Not too many teams would be unhappy at finishing second and fourth in the IndyCar Series standings but, for Target Chip Ganassi Racing, which started the 2007 season with a win at Homestead-Miami Speedway and ended sputtering out of fuel less than a mile from the championship, the goal is to do more in 2008.
The team returns with championship-calibre drivers Scott Dixon and Dan Wheldon in its familiar red-and-white cars, both bringing title success and near misses into the campaign. Dixon won the IndyCar championship in 2003, finished fourth in 2006 and was runner-up last year, while Wheldon won the title in 2005, finished second on a tie-breaker in 2006 and was fourth in '07.

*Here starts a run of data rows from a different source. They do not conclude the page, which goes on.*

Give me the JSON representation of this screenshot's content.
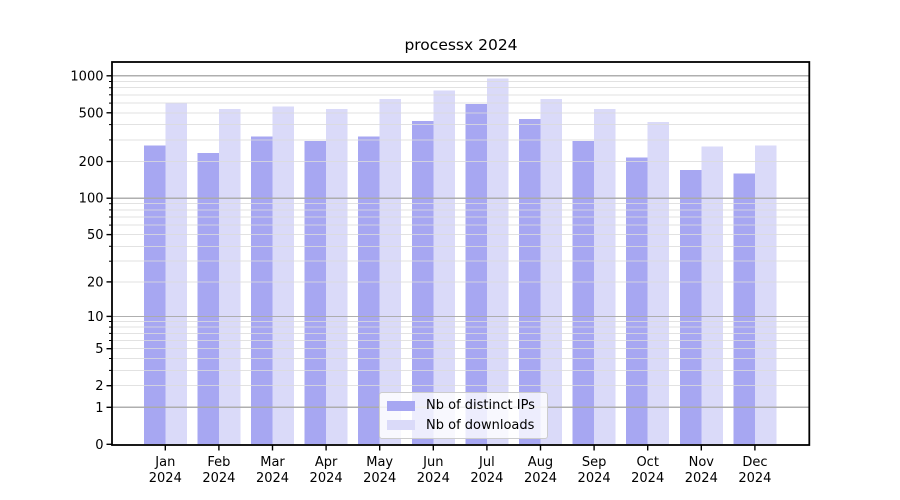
{
  "title": "processx 2024",
  "chart_data": {
    "type": "bar",
    "title": "processx 2024",
    "categories": [
      {
        "month": "Jan",
        "year": "2024"
      },
      {
        "month": "Feb",
        "year": "2024"
      },
      {
        "month": "Mar",
        "year": "2024"
      },
      {
        "month": "Apr",
        "year": "2024"
      },
      {
        "month": "May",
        "year": "2024"
      },
      {
        "month": "Jun",
        "year": "2024"
      },
      {
        "month": "Jul",
        "year": "2024"
      },
      {
        "month": "Aug",
        "year": "2024"
      },
      {
        "month": "Sep",
        "year": "2024"
      },
      {
        "month": "Oct",
        "year": "2024"
      },
      {
        "month": "Nov",
        "year": "2024"
      },
      {
        "month": "Dec",
        "year": "2024"
      }
    ],
    "series": [
      {
        "name": "Nb of distinct IPs",
        "color": "#a7a7f2",
        "values": [
          270,
          235,
          320,
          295,
          320,
          430,
          590,
          445,
          295,
          215,
          170,
          160
        ]
      },
      {
        "name": "Nb of downloads",
        "color": "#dadaf9",
        "values": [
          600,
          535,
          560,
          535,
          650,
          760,
          950,
          650,
          535,
          420,
          265,
          270
        ]
      }
    ],
    "xlabel": "",
    "ylabel": "",
    "yscale": "log10(1+v)",
    "yticks": [
      0,
      1,
      2,
      5,
      10,
      20,
      50,
      100,
      200,
      500,
      1000
    ],
    "ylim": [
      0,
      1300
    ],
    "grid": {
      "major_values": [
        1,
        10,
        100,
        1000
      ],
      "minor_values": [
        2,
        3,
        4,
        5,
        6,
        7,
        8,
        9,
        20,
        30,
        40,
        50,
        60,
        70,
        80,
        90,
        200,
        300,
        400,
        500,
        600,
        700,
        800,
        900
      ],
      "major_color": "#ababab",
      "minor_color": "#dcdcdc"
    },
    "legend_position": "lower center"
  }
}
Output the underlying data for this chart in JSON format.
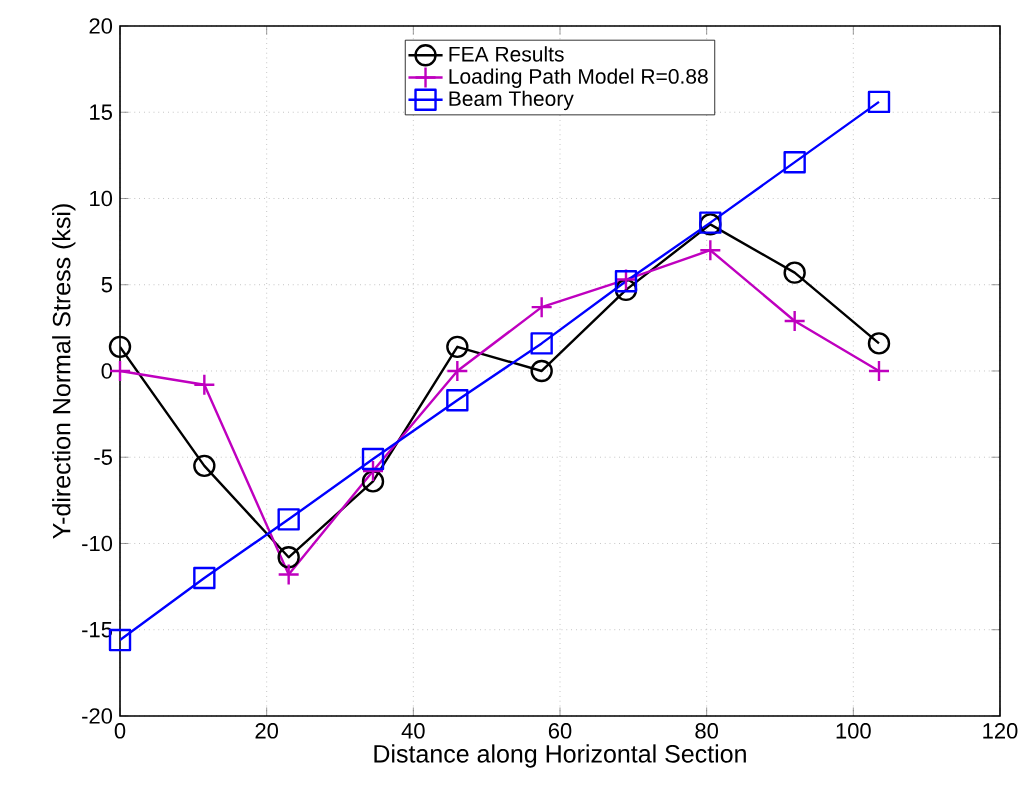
{
  "chart_data": {
    "type": "line",
    "xlabel": "Distance along Horizontal Section",
    "ylabel": "Y-direction Normal Stress (ksi)",
    "xlim": [
      0,
      120
    ],
    "ylim": [
      -20,
      20
    ],
    "xticks": [
      0,
      20,
      40,
      60,
      80,
      100,
      120
    ],
    "yticks": [
      -20,
      -15,
      -10,
      -5,
      0,
      5,
      10,
      15,
      20
    ],
    "grid": true,
    "legend": "top",
    "line_style": "solid",
    "series": [
      {
        "name": "FEA Results",
        "color": "#000000",
        "marker": "circle",
        "x": [
          0,
          11.5,
          23,
          34.5,
          46,
          57.5,
          69,
          80.5,
          92,
          103.5
        ],
        "values": [
          1.4,
          -5.5,
          -10.8,
          -6.4,
          1.4,
          0,
          4.7,
          8.5,
          5.7,
          1.6
        ]
      },
      {
        "name": "Loading Path Model R=0.88",
        "color": "#bf00bf",
        "marker": "cross",
        "x": [
          0,
          11.5,
          23,
          34.5,
          46,
          57.5,
          69,
          80.5,
          92,
          103.5
        ],
        "values": [
          0,
          -0.8,
          -11.8,
          -5.8,
          0,
          3.7,
          5.3,
          7,
          2.9,
          0
        ]
      },
      {
        "name": "Beam Theory",
        "color": "#0000ff",
        "marker": "square",
        "x": [
          0,
          11.5,
          23,
          34.5,
          46,
          57.5,
          69,
          80.5,
          92,
          103.5
        ],
        "values": [
          -15.6,
          -12,
          -8.6,
          -5.1,
          -1.7,
          1.6,
          5.2,
          8.6,
          12.1,
          15.6
        ]
      }
    ]
  }
}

"I think, with how it ended up last year, it does make you extremely aggressive for the season just because we came up so short," said Dixon, who won at Watkins Glen, Nashville, Mid-Ohio and Infineon during 2007, "It came right to the wire, and it hurt even more so that it came down to a fuel race.
"I think we definitely feel that, as a team coming runner-up the last two years, we've definitely got some unfinished business. Even with Dario [Franchitti] gone, it's not going to be any easier. With unification, there's going to be a lot more drivers out there, and you've still got a lot of great competitors who maybe didn't have the best of runs last year. We've got to try to keep it together, but there's going to be so many people trying to beat us."
For Wheldon, whose two victories in 2007 came in the first four races, the key is to maximise performance each race weekend.
"It's just a case of everything coming together and the whole #10 side working as one unit and extracting the most out of the weekends," the notorious perfectionist said, "Not always are you going to win but if, for whatever reason, you have a third- or fourth-place car and you can bring it home second without putting it in harm's way, that's pretty good. That's the most important thing.
"The wins are great, but I think where you win a championship is when you're having a difficult weekend, getting the most out of that."